Architecture Overview

Modern virtual assistants such as Amazon Alexa and Google assistants integrate and orchestrate different conversational skills to address a wide spectrum of user’s tasks. DeepPavlov Agent is a framework for development of scalable and production ready multi-skill virtual assistants, complex dialogue systems and chatbots.

Key features:

  • scalability and reliability in highload environment due to micro-service architecture
  • ease of adding and orchestrating conversational skills
  • shared memory of dialog state and NLP annotations accessible to all skills

Core concepts of DeepPavlov Agent architecture:

  • Utterance is a single message produced by a human or a bot;

  • Service is a NLP model or any other external service that supports a REST API.

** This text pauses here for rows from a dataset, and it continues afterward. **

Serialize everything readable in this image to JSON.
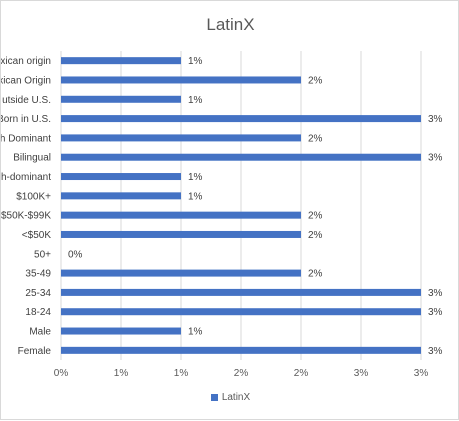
{
  "chart_data": {
    "type": "bar",
    "orientation": "horizontal",
    "title": "LatinX",
    "categories": [
      "exican origin",
      "xican Origin",
      "utside U.S.",
      "Born in U.S.",
      "h Dominant",
      "Bilingual",
      "h-dominant",
      "$100K+",
      "$50K-$99K",
      "<$50K",
      "50+",
      "35-49",
      "25-34",
      "18-24",
      "Male",
      "Female"
    ],
    "series": [
      {
        "name": "LatinX",
        "values": [
          0.01,
          0.02,
          0.01,
          0.03,
          0.02,
          0.03,
          0.01,
          0.01,
          0.02,
          0.02,
          0.0,
          0.02,
          0.03,
          0.03,
          0.01,
          0.03
        ],
        "labels": [
          "1%",
          "2%",
          "1%",
          "3%",
          "2%",
          "3%",
          "1%",
          "1%",
          "2%",
          "2%",
          "0%",
          "2%",
          "3%",
          "3%",
          "1%",
          "3%"
        ]
      }
    ],
    "xlim": [
      0,
      0.03
    ],
    "xticks": [
      0,
      0.005,
      0.01,
      0.015,
      0.02,
      0.025,
      0.03
    ],
    "xtick_labels": [
      "0%",
      "1%",
      "1%",
      "2%",
      "2%",
      "3%",
      "3%"
    ],
    "grid": "vertical",
    "legend": "bottom",
    "colors": {
      "bar": "#4472c4",
      "grid": "#d9d9d9"
    }
  }
}
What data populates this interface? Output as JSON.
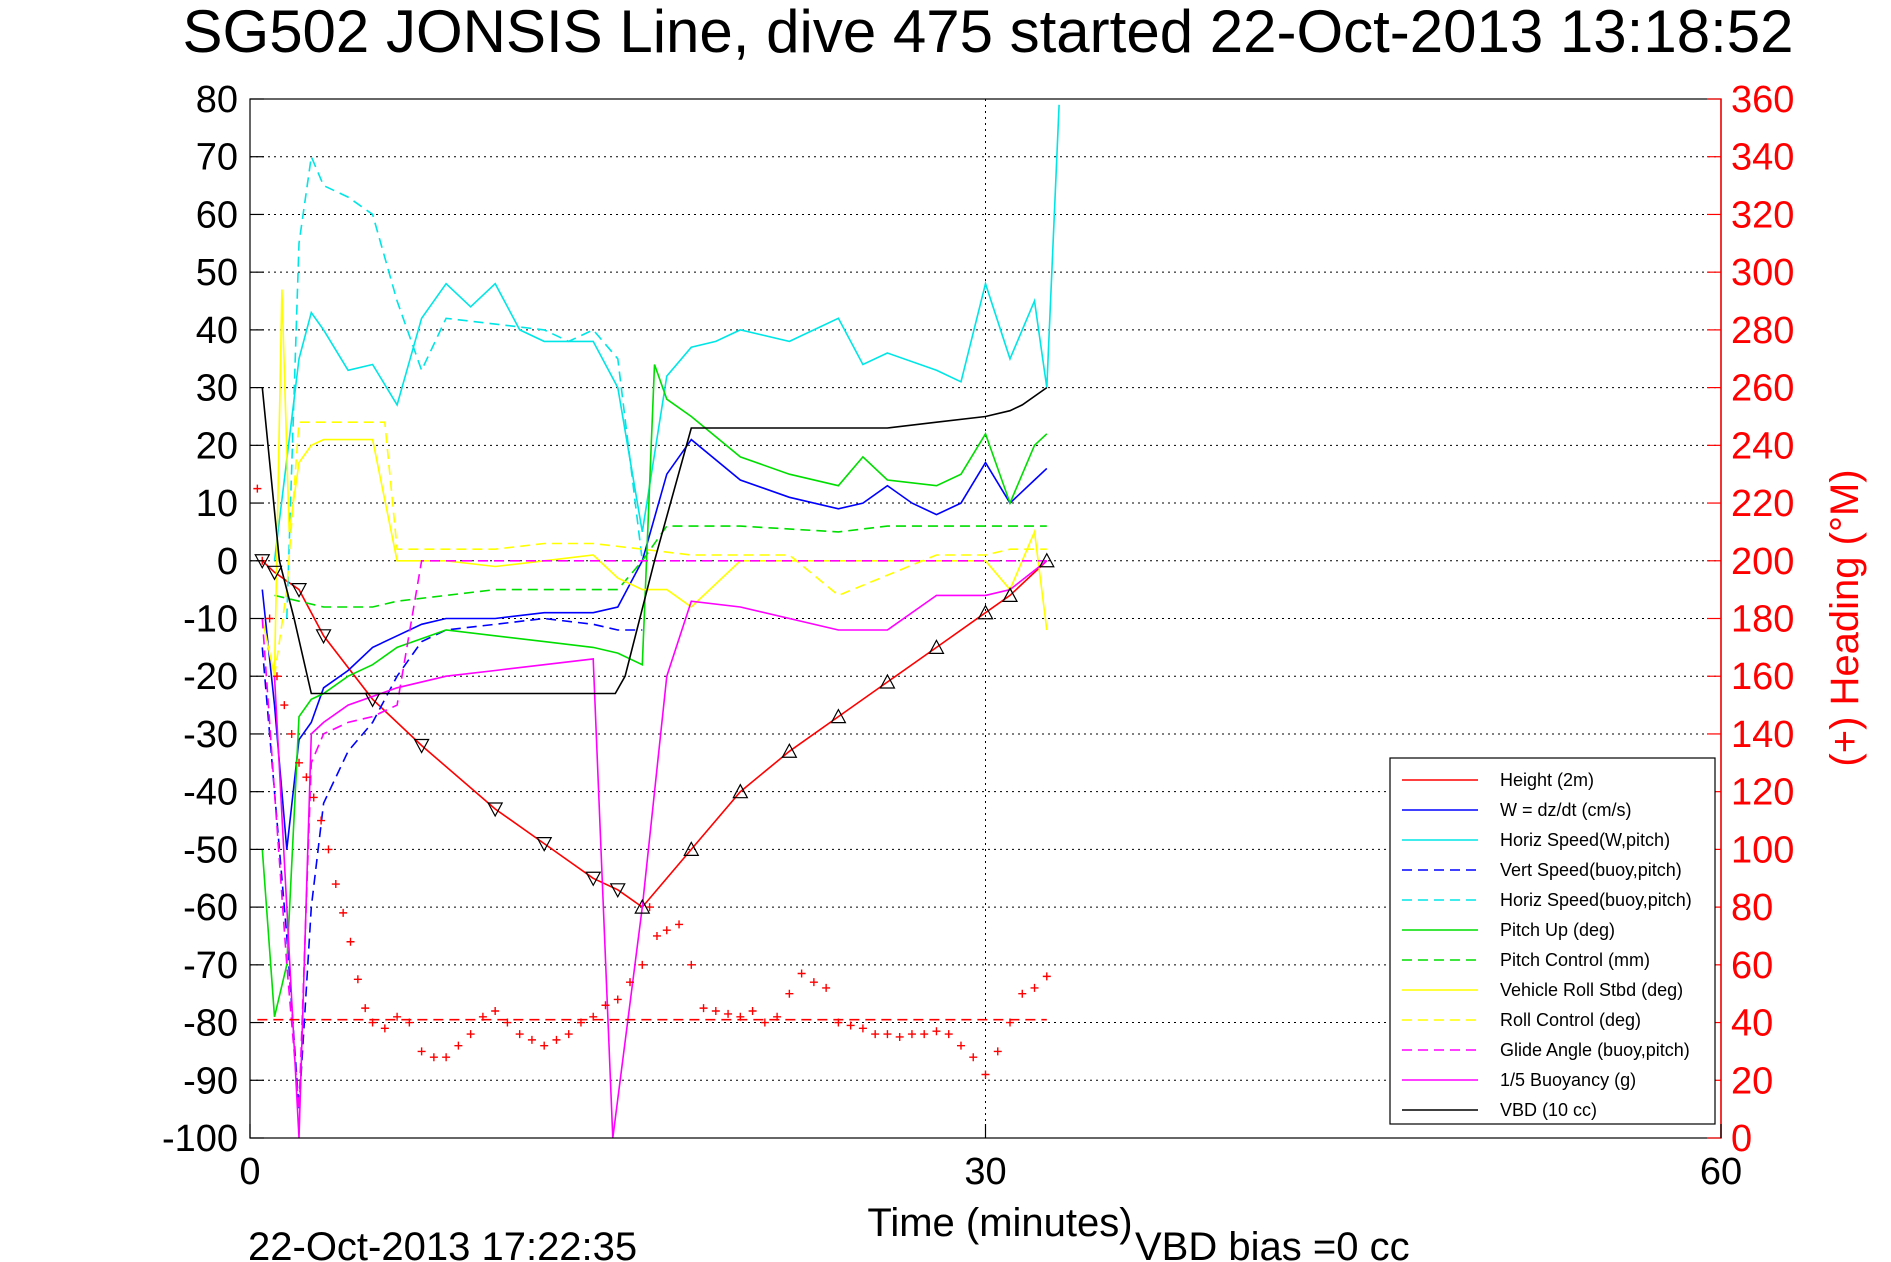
{
  "chart_data": {
    "type": "line",
    "title": "SG502 JONSIS Line, dive 475 started 22-Oct-2013 13:18:52",
    "xlabel": "Time (minutes)",
    "ylabel_right": "(+) Heading (°M)",
    "footer_left": "22-Oct-2013 17:22:35",
    "footer_right": "VBD bias =0 cc",
    "xlim": [
      0,
      60
    ],
    "ylim_left": [
      -100,
      80
    ],
    "ylim_right": [
      0,
      360
    ],
    "xticks": [
      "0",
      "30",
      "60"
    ],
    "yticks_left": [
      "80",
      "70",
      "60",
      "50",
      "40",
      "30",
      "20",
      "10",
      "0",
      "-10",
      "-20",
      "-30",
      "-40",
      "-50",
      "-60",
      "-70",
      "-80",
      "-90",
      "-100"
    ],
    "yticks_right": [
      "360",
      "340",
      "320",
      "300",
      "280",
      "260",
      "240",
      "220",
      "200",
      "180",
      "160",
      "140",
      "120",
      "100",
      "80",
      "60",
      "40",
      "20",
      "0"
    ],
    "grid": true,
    "legend_position": "bottom-right",
    "series": [
      {
        "name": "Height (2m)",
        "color": "#ff0000",
        "style": "solid",
        "x": [
          0.5,
          1,
          2,
          3,
          5,
          7,
          10,
          12,
          14,
          15,
          16,
          18,
          20,
          22,
          24,
          26,
          28,
          30,
          31,
          32.5
        ],
        "y": [
          0,
          -2,
          -5,
          -13,
          -24,
          -32,
          -43,
          -49,
          -55,
          -57,
          -60,
          -50,
          -40,
          -33,
          -27,
          -21,
          -15,
          -9,
          -6,
          0
        ]
      },
      {
        "name": "W = dz/dt (cm/s)",
        "color": "#0000ff",
        "style": "solid",
        "x": [
          0.5,
          1,
          1.5,
          2,
          2.5,
          3,
          4,
          5,
          6,
          7,
          8,
          10,
          12,
          14,
          15,
          16,
          17,
          18,
          20,
          22,
          24,
          25,
          26,
          27,
          28,
          29,
          30,
          31,
          32,
          32.5
        ],
        "y": [
          -5,
          -25,
          -50,
          -31,
          -28,
          -22,
          -19,
          -15,
          -13,
          -11,
          -10,
          -10,
          -9,
          -9,
          -8,
          0,
          15,
          21,
          14,
          11,
          9,
          10,
          13,
          10,
          8,
          10,
          17,
          10,
          14,
          16
        ]
      },
      {
        "name": "Horiz Speed(W,pitch)",
        "color": "#00e5e5",
        "style": "solid",
        "x": [
          1,
          2,
          2.5,
          3,
          4,
          5,
          6,
          7,
          8,
          9,
          10,
          11,
          12,
          14,
          15,
          16,
          17,
          18,
          19,
          20,
          22,
          24,
          25,
          26,
          28,
          29,
          30,
          31,
          32,
          32.5,
          33
        ],
        "y": [
          0,
          35,
          43,
          40,
          33,
          34,
          27,
          42,
          48,
          44,
          48,
          40,
          38,
          38,
          30,
          5,
          32,
          37,
          38,
          40,
          38,
          42,
          34,
          36,
          33,
          31,
          48,
          35,
          45,
          30,
          79
        ]
      },
      {
        "name": "Vert Speed(buoy,pitch)",
        "color": "#0000ff",
        "style": "dashed",
        "x": [
          0.5,
          1,
          1.5,
          2,
          2.5,
          3,
          4,
          5,
          6,
          7,
          8,
          10,
          12,
          14,
          15,
          16
        ],
        "y": [
          -15,
          -40,
          -65,
          -95,
          -60,
          -42,
          -33,
          -28,
          -20,
          -14,
          -12,
          -11,
          -10,
          -11,
          -12,
          -12
        ]
      },
      {
        "name": "Horiz Speed(buoy,pitch)",
        "color": "#00e5e5",
        "style": "dashed",
        "x": [
          1.5,
          2,
          2.5,
          3,
          4,
          5,
          6,
          7,
          8,
          10,
          12,
          13,
          14,
          15,
          16
        ],
        "y": [
          -10,
          55,
          70,
          65,
          63,
          60,
          45,
          33,
          42,
          41,
          40,
          38,
          40,
          35,
          0
        ]
      },
      {
        "name": "Pitch Up (deg)",
        "color": "#00dd00",
        "style": "solid",
        "x": [
          0.5,
          1,
          1.5,
          2,
          2.5,
          3,
          4,
          5,
          6,
          8,
          10,
          12,
          14,
          15,
          16,
          16.5,
          17,
          18,
          20,
          22,
          24,
          25,
          26,
          28,
          29,
          30,
          31,
          32,
          32.5
        ],
        "y": [
          -50,
          -79,
          -70,
          -27,
          -24,
          -23,
          -20,
          -18,
          -15,
          -12,
          -13,
          -14,
          -15,
          -16,
          -18,
          34,
          28,
          25,
          18,
          15,
          13,
          18,
          14,
          13,
          15,
          22,
          10,
          20,
          22
        ]
      },
      {
        "name": "Pitch Control (mm)",
        "color": "#00dd00",
        "style": "dashed",
        "x": [
          1,
          2,
          3,
          5,
          6,
          8,
          10,
          14,
          15,
          16,
          17,
          20,
          24,
          26,
          30,
          32.5
        ],
        "y": [
          -6,
          -7,
          -8,
          -8,
          -7,
          -6,
          -5,
          -5,
          -5,
          0,
          6,
          6,
          5,
          6,
          6,
          6
        ]
      },
      {
        "name": "Vehicle Roll Stbd (deg)",
        "color": "#ffff00",
        "style": "solid",
        "x": [
          0.5,
          1,
          1.3,
          1.6,
          2,
          2.5,
          3,
          4,
          5,
          6,
          8,
          10,
          12,
          14,
          15,
          16,
          17,
          18,
          20,
          24,
          28,
          30,
          31,
          32,
          32.5
        ],
        "y": [
          -10,
          -20,
          47,
          5,
          17,
          20,
          21,
          21,
          21,
          0,
          0,
          -1,
          0,
          1,
          -3,
          -5,
          -5,
          -8,
          0,
          0,
          0,
          0,
          -5,
          5,
          -12
        ]
      },
      {
        "name": "Roll Control (deg)",
        "color": "#ffff00",
        "style": "dashed",
        "x": [
          1,
          1.5,
          2,
          3,
          4,
          5,
          5.5,
          6,
          7,
          10,
          12,
          14,
          16,
          18,
          20,
          22,
          24,
          28,
          30,
          31,
          32.5
        ],
        "y": [
          -20,
          -5,
          24,
          24,
          24,
          24,
          24,
          2,
          2,
          2,
          3,
          3,
          2,
          1,
          1,
          1,
          -6,
          1,
          1,
          2,
          2
        ]
      },
      {
        "name": "Glide Angle (buoy,pitch)",
        "color": "#ff00ff",
        "style": "dashed",
        "x": [
          0.5,
          1,
          1.5,
          2,
          2.5,
          3,
          4,
          5,
          6,
          7,
          8,
          10,
          14,
          16,
          20,
          24,
          28,
          30,
          32.5
        ],
        "y": [
          -10,
          -40,
          -70,
          -95,
          -35,
          -30,
          -28,
          -27,
          -25,
          0,
          0,
          0,
          0,
          0,
          0,
          0,
          0,
          0,
          0
        ]
      },
      {
        "name": "1/5 Buoyancy (g)",
        "color": "#ff00ff",
        "style": "solid",
        "x": [
          1,
          1.5,
          2,
          2.5,
          3,
          4,
          6,
          8,
          10,
          12,
          14,
          14.8,
          16,
          17,
          18,
          20,
          22,
          24,
          26,
          28,
          30,
          31,
          32.5
        ],
        "y": [
          -20,
          -60,
          -100,
          -30,
          -28,
          -25,
          -22,
          -20,
          -19,
          -18,
          -17,
          -100,
          -60,
          -20,
          -7,
          -8,
          -10,
          -12,
          -12,
          -6,
          -6,
          -5,
          0
        ]
      },
      {
        "name": "VBD (10 cc)",
        "color": "#000000",
        "style": "solid",
        "x": [
          0.5,
          1.2,
          1.8,
          2.5,
          5,
          10,
          14.9,
          15.3,
          16.5,
          18,
          20,
          24,
          26,
          28,
          30,
          31,
          31.5,
          32.5
        ],
        "y": [
          30,
          0,
          -10,
          -23,
          -23,
          -23,
          -23,
          -20,
          0,
          23,
          23,
          23,
          23,
          24,
          25,
          26,
          27,
          30
        ]
      }
    ],
    "heading": {
      "name": "Heading",
      "color": "#ff0000",
      "marker": "+",
      "mean": 41,
      "x": [
        0.3,
        0.5,
        0.8,
        1.1,
        1.4,
        1.7,
        2,
        2.3,
        2.6,
        2.9,
        3.2,
        3.5,
        3.8,
        4.1,
        4.4,
        4.7,
        5,
        5.5,
        6,
        6.5,
        7,
        7.5,
        8,
        8.5,
        9,
        9.5,
        10,
        10.5,
        11,
        11.5,
        12,
        12.5,
        13,
        13.5,
        14,
        14.5,
        15,
        15.5,
        16,
        16.3,
        16.6,
        17,
        17.5,
        18,
        18.5,
        19,
        19.5,
        20,
        20.5,
        21,
        21.5,
        22,
        22.5,
        23,
        23.5,
        24,
        24.5,
        25,
        25.5,
        26,
        26.5,
        27,
        27.5,
        28,
        28.5,
        29,
        29.5,
        30,
        30.5,
        31,
        31.5,
        32,
        32.5
      ],
      "y": [
        225,
        200,
        180,
        160,
        150,
        140,
        130,
        125,
        118,
        110,
        100,
        88,
        78,
        68,
        55,
        45,
        40,
        38,
        42,
        40,
        30,
        28,
        28,
        32,
        36,
        42,
        44,
        40,
        36,
        34,
        32,
        34,
        36,
        40,
        42,
        46,
        48,
        54,
        60,
        80,
        70,
        72,
        74,
        60,
        45,
        44,
        43,
        42,
        44,
        40,
        42,
        50,
        57,
        54,
        52,
        40,
        39,
        38,
        36,
        36,
        35,
        36,
        36,
        37,
        36,
        32,
        28,
        22,
        30,
        40,
        50,
        52,
        56
      ]
    }
  }
}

    DeepPavlov Agent orchestrates following types of services:

    • Annotator is a service for NLP preprocessing of an utterance. It can implement some basic text processing like spell correction, named entity recognition, etc.;
    • Skill is a service producing a conversational response for a current dialogue state;
    • Skill Selector is a service that selects a subset of available skills for producing candidate responses;
    • Response Selector is a service selecting out of available candidates a response to be sent to the user;
    • Postprocessor is a service postprocessing a response utterance. It can make some basic things like adding a user name, inserting emojis, etc.
  • Postprocessed Response is a final postprocessed conversational agent utterance that is shown to the user.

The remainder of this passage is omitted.